Publication year - 2017
Publication title -
chemistry – a european journal
Language(s) - English
Resource type - Journals
SCImago Journal Rank - 1.687
H-Index - 242
eISSN - 1521-3765
pISSN - 0947-6539
DOI - 10.1002/chem.201700232
Subject(s) - spin crossover , halogen , crystallography , schiff base , spin transition , chemistry , spin states , spin (aerodynamics) , inorganic chemistry , physics , thermodynamics , organic chemistry , alkyl
A family of halogen‐substituted Schiff base iron(II) complexes, [Fe II (qsal‐X) 2 ], (qsal‐X=5‐X‐ N ‐(8‐quinolyl)salicylaldimines)) in which X=F ( 1 ), Cl ( 2 ), Br ( 3 ) or I ( 4 ) has been investigated in detail. Compound 1 shows a temperature invariant high spin state, whereas the others all show abrupt spin transitions, at or above room temperature, namely, 295 K (X=I) up to 342 K (X=Br), these being some of the highest T 1/2 values obtained, to date, for Fe II N/O species. We have recently reported subtle symmetry breaking in [Fe II (qsal‐Cl) 2 ] 2 with two spin transition steps occurring at 308 and 316 K. A photomagnetic study reveals almost full HS conversion of [Fe II (qsal‐I) 2 ] 4 at low temperature ( T (LIESST)=54 °K).
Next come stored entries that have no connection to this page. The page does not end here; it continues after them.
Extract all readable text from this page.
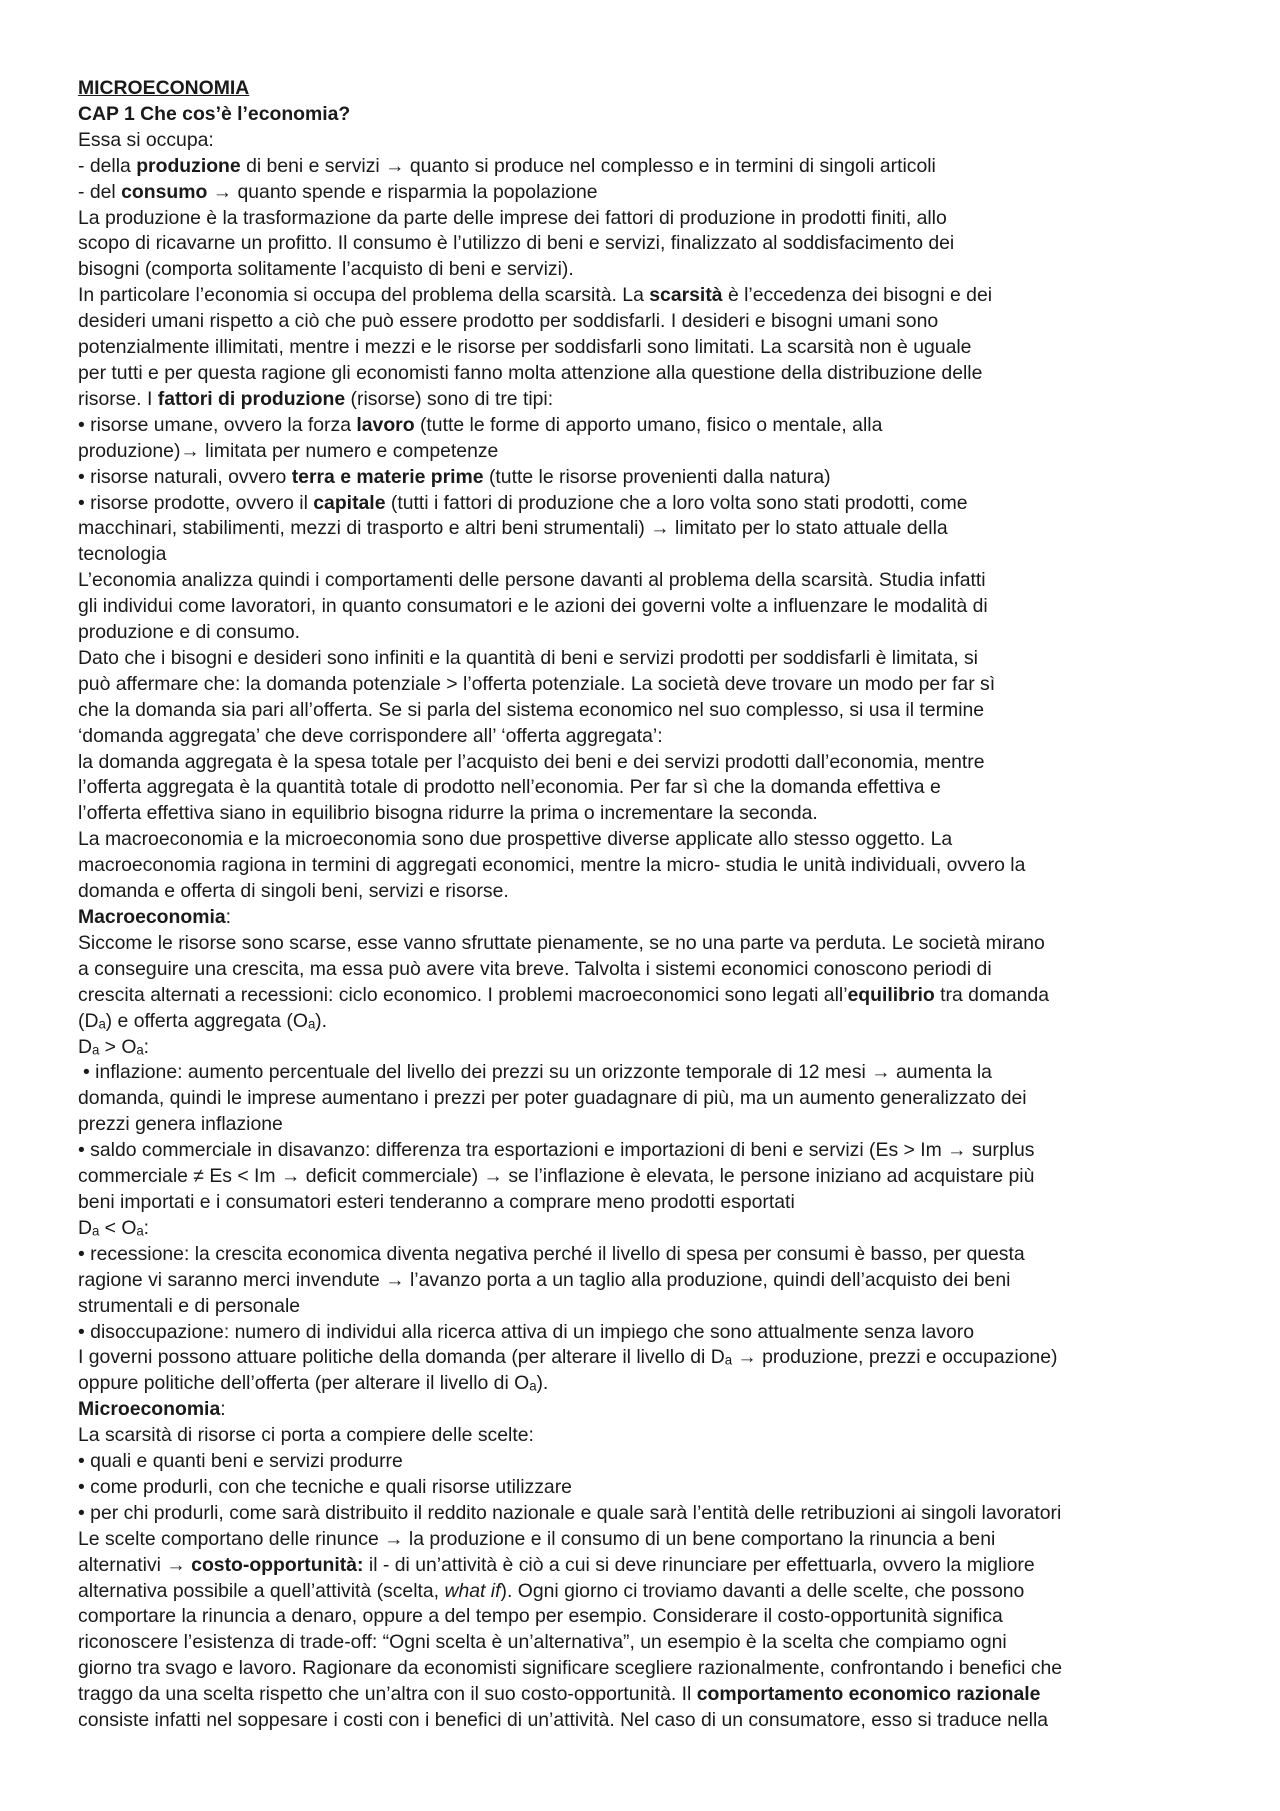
MICROECONOMIA
CAP 1 Che cos’è l’economia?
Essa si occupa:
- della produzione di beni e servizi → quanto si produce nel complesso e in termini di singoli articoli
- del consumo → quanto spende e risparmia la popolazione
La produzione è la trasformazione da parte delle imprese dei fattori di produzione in prodotti finiti, allo
scopo di ricavarne un profitto. Il consumo è l’utilizzo di beni e servizi, finalizzato al soddisfacimento dei
bisogni (comporta solitamente l’acquisto di beni e servizi).
In particolare l’economia si occupa del problema della scarsità. La scarsità è l’eccedenza dei bisogni e dei
desideri umani rispetto a ciò che può essere prodotto per soddisfarli. I desideri e bisogni umani sono
potenzialmente illimitati, mentre i mezzi e le risorse per soddisfarli sono limitati. La scarsità non è uguale
per tutti e per questa ragione gli economisti fanno molta attenzione alla questione della distribuzione delle
risorse. I fattori di produzione (risorse) sono di tre tipi:
• risorse umane, ovvero la forza lavoro (tutte le forme di apporto umano, fisico o mentale, alla
produzione)→ limitata per numero e competenze
• risorse naturali, ovvero terra e materie prime (tutte le risorse provenienti dalla natura)
• risorse prodotte, ovvero il capitale (tutti i fattori di produzione che a loro volta sono stati prodotti, come
macchinari, stabilimenti, mezzi di trasporto e altri beni strumentali) → limitato per lo stato attuale della
tecnologia
L’economia analizza quindi i comportamenti delle persone davanti al problema della scarsità. Studia infatti
gli individui come lavoratori, in quanto consumatori e le azioni dei governi volte a influenzare le modalità di
produzione e di consumo.
Dato che i bisogni e desideri sono infiniti e la quantità di beni e servizi prodotti per soddisfarli è limitata, si
può affermare che: la domanda potenziale > l’offerta potenziale. La società deve trovare un modo per far sì
che la domanda sia pari all’offerta. Se si parla del sistema economico nel suo complesso, si usa il termine
‘domanda aggregata’ che deve corrispondere all’ ‘offerta aggregata’:
la domanda aggregata è la spesa totale per l’acquisto dei beni e dei servizi prodotti dall’economia, mentre
l’offerta aggregata è la quantità totale di prodotto nell’economia. Per far sì che la domanda effettiva e
l’offerta effettiva siano in equilibrio bisogna ridurre la prima o incrementare la seconda.
La macroeconomia e la microeconomia sono due prospettive diverse applicate allo stesso oggetto. La
macroeconomia ragiona in termini di aggregati economici, mentre la micro- studia le unità individuali, ovvero la
domanda e offerta di singoli beni, servizi e risorse.
Macroeconomia:
Siccome le risorse sono scarse, esse vanno sfruttate pienamente, se no una parte va perduta. Le società mirano
a conseguire una crescita, ma essa può avere vita breve. Talvolta i sistemi economici conoscono periodi di
crescita alternati a recessioni: ciclo economico. I problemi macroeconomici sono legati all’equilibrio tra domanda
(Dₐ) e offerta aggregata (Oₐ).
Dₐ > Oₐ:
• inflazione: aumento percentuale del livello dei prezzi su un orizzonte temporale di 12 mesi → aumenta la
domanda, quindi le imprese aumentano i prezzi per poter guadagnare di più, ma un aumento generalizzato dei
prezzi genera inflazione
• saldo commerciale in disavanzo: differenza tra esportazioni e importazioni di beni e servizi (Es > Im → surplus
commerciale ≠ Es < Im → deficit commerciale) → se l’inflazione è elevata, le persone iniziano ad acquistare più
beni importati e i consumatori esteri tenderanno a comprare meno prodotti esportati
Dₐ < Oₐ:
• recessione: la crescita economica diventa negativa perché il livello di spesa per consumi è basso, per questa
ragione vi saranno merci invendute → l’avanzo porta a un taglio alla produzione, quindi dell’acquisto dei beni
strumentali e di personale
• disoccupazione: numero di individui alla ricerca attiva di un impiego che sono attualmente senza lavoro
I governi possono attuare politiche della domanda (per alterare il livello di Dₐ → produzione, prezzi e occupazione)
oppure politiche dell’offerta (per alterare il livello di Oₐ).
Microeconomia:
La scarsità di risorse ci porta a compiere delle scelte:
• quali e quanti beni e servizi produrre
• come produrli, con che tecniche e quali risorse utilizzare
• per chi produrli, come sarà distribuito il reddito nazionale e quale sarà l’entità delle retribuzioni ai singoli lavoratori
Le scelte comportano delle rinunce → la produzione e il consumo di un bene comportano la rinuncia a beni
alternativi → costo-opportunità: il - di un’attività è ciò a cui si deve rinunciare per effettuarla, ovvero la migliore
alternativa possibile a quell’attività (scelta, what if). Ogni giorno ci troviamo davanti a delle scelte, che possono
comportare la rinuncia a denaro, oppure a del tempo per esempio. Considerare il costo-opportunità significa
riconoscere l’esistenza di trade-off: “Ogni scelta è un’alternativa”, un esempio è la scelta che compiamo ogni
giorno tra svago e lavoro. Ragionare da economisti significare scegliere razionalmente, confrontando i benefici che
traggo da una scelta rispetto che un’altra con il suo costo-opportunità. Il comportamento economico razionale
consiste infatti nel soppesare i costi con i benefici di un’attività. Nel caso di un consumatore, esso si traduce nella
The halogen substitution effects on the magnetic properties, as well as the crystal packing of the [Fe II (qsal‐X) 2 ] compounds and theoretical calculations, are discussed in depth, giving important knowledge for the design of new spin crossover materials. In comparison to the well known iron(III) analogues, [Fe III (qsal‐X) 2 ] + , the two extra π–π and P4AE interactions found in [Fe II (qsal‐X) 2 ] compounds, are believed to be accountable for the spin transitions occurring at ambient temperatures.